Hospital Emergency entrance
© Federation of American Hospitals
President Trump's health-care policy ambitions didn't receive much attention from the mainstream media, but as we head into the new year, some of his market-based reforms are starting to become reality.

One of the most important is a directive requiring the nation's biggest hospital chains to publish the rates they've agreed to charge various insurers. As WSJ explains, after a failed attempt at an appeal, the major hospital operators are saying they will comply with the new rules and make their prices public starting on Friday.

Suddenly, America's hospital operators, a $1.2 trillion industry comprising some 6% of the country's economy, will be subjected to more transparency than they've seen in decades. And the Trump Administration policy wonks he pushed the idea are hoping that good ol' fashioned market dynamics will kick in, and help lower prices across the board.

Per WSJ, the nation's largest hospital chains, including publicly traded giants HCA Healthcare, Universal Health Services and Community Health Systems, and national nonprofit chains CommonSpirit Health and Ascension, are planing to comply with new requirements to post pricing. Tenet Healthcare declined to comment.

Within a week, hospitals will disclose prices for 300 common procedures.

This is how the system has worked for years: Hospital pricing is negotiated confidentially between hospitals and the employer groups and insurance companies that pay for care.

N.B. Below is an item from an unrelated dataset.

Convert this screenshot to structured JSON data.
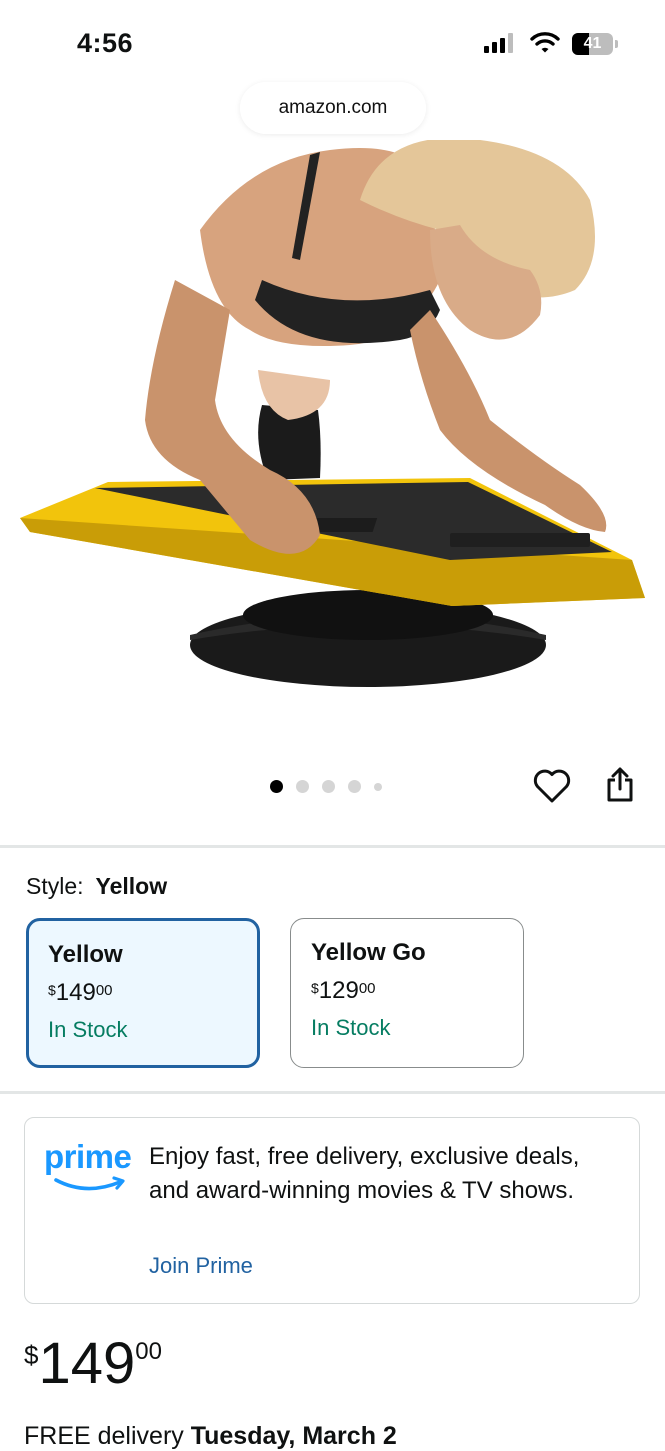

Many criticized this system for obscuring market rates and helping drive up the cost of health insurance premiums paid by employers and workers. Rising hospital prices accounted for about one-fifth of the nation's health spending growth over the last 50 years.

While groups like the American Hospital Association insist that their members have responsibly shared price information related to health-care premiums and medical bills, others insist that they were long left in the dark about the potentially wide disparities charged among hospitals for the same services.

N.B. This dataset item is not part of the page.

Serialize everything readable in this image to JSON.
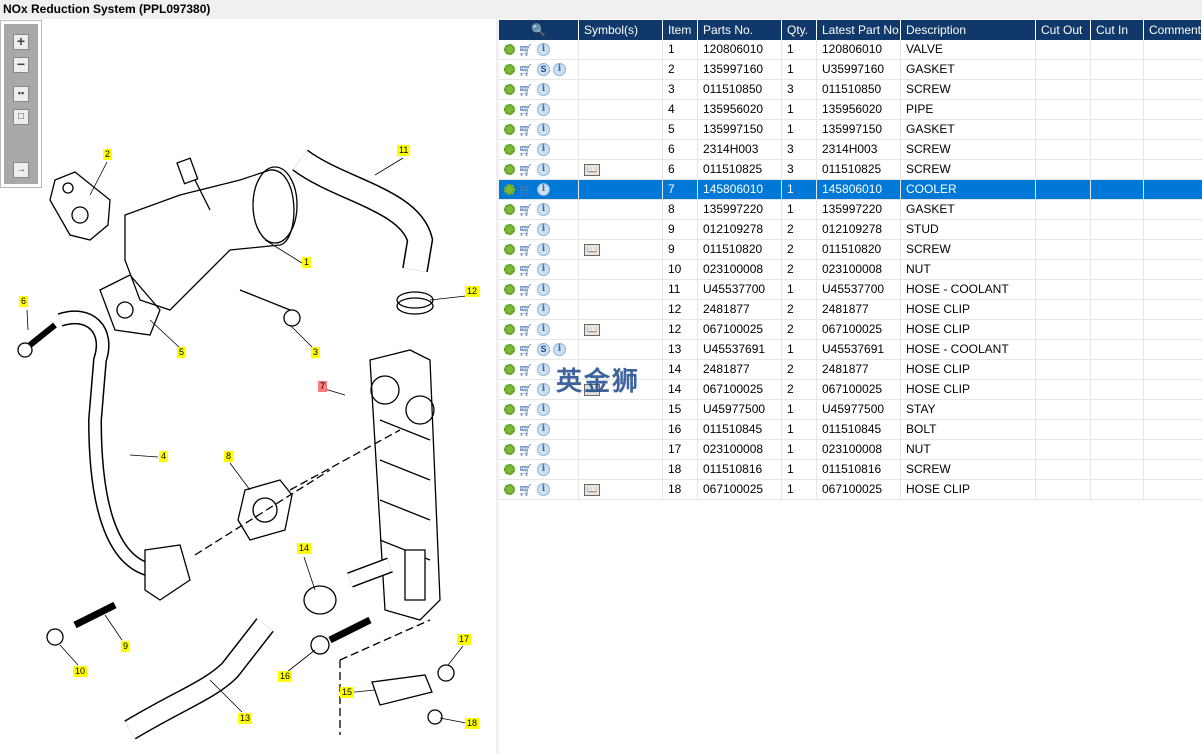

Hilariously, the AHA has claimed that the publishing of prices would "confuse" patients. Now that the issue has been settled, the organization's general counsel tells WSJ:
"The AHA continues to believe that the disclosure of privately negotiated rates does nothing to help patients understand what they will actually pay for treatment and will create widespread confusion for them."
A wave of consolidation in the hospital space has reportedly caused price growth to accelerate, as the more dominant players exert their newfound market and pricing power.

Economists who spoke with WSJ said it's not clear how this transparency will impact the market.

Michael McWilliams, a Harvard University professor of health-care policy, argues that the transparency won't do much to change pricing:
"So we should not believe that we can fix health-care markets simply by providing more information to consumers. There are many reasons why health-care markets do not function well."
But for better or worse, we will learn soon enough.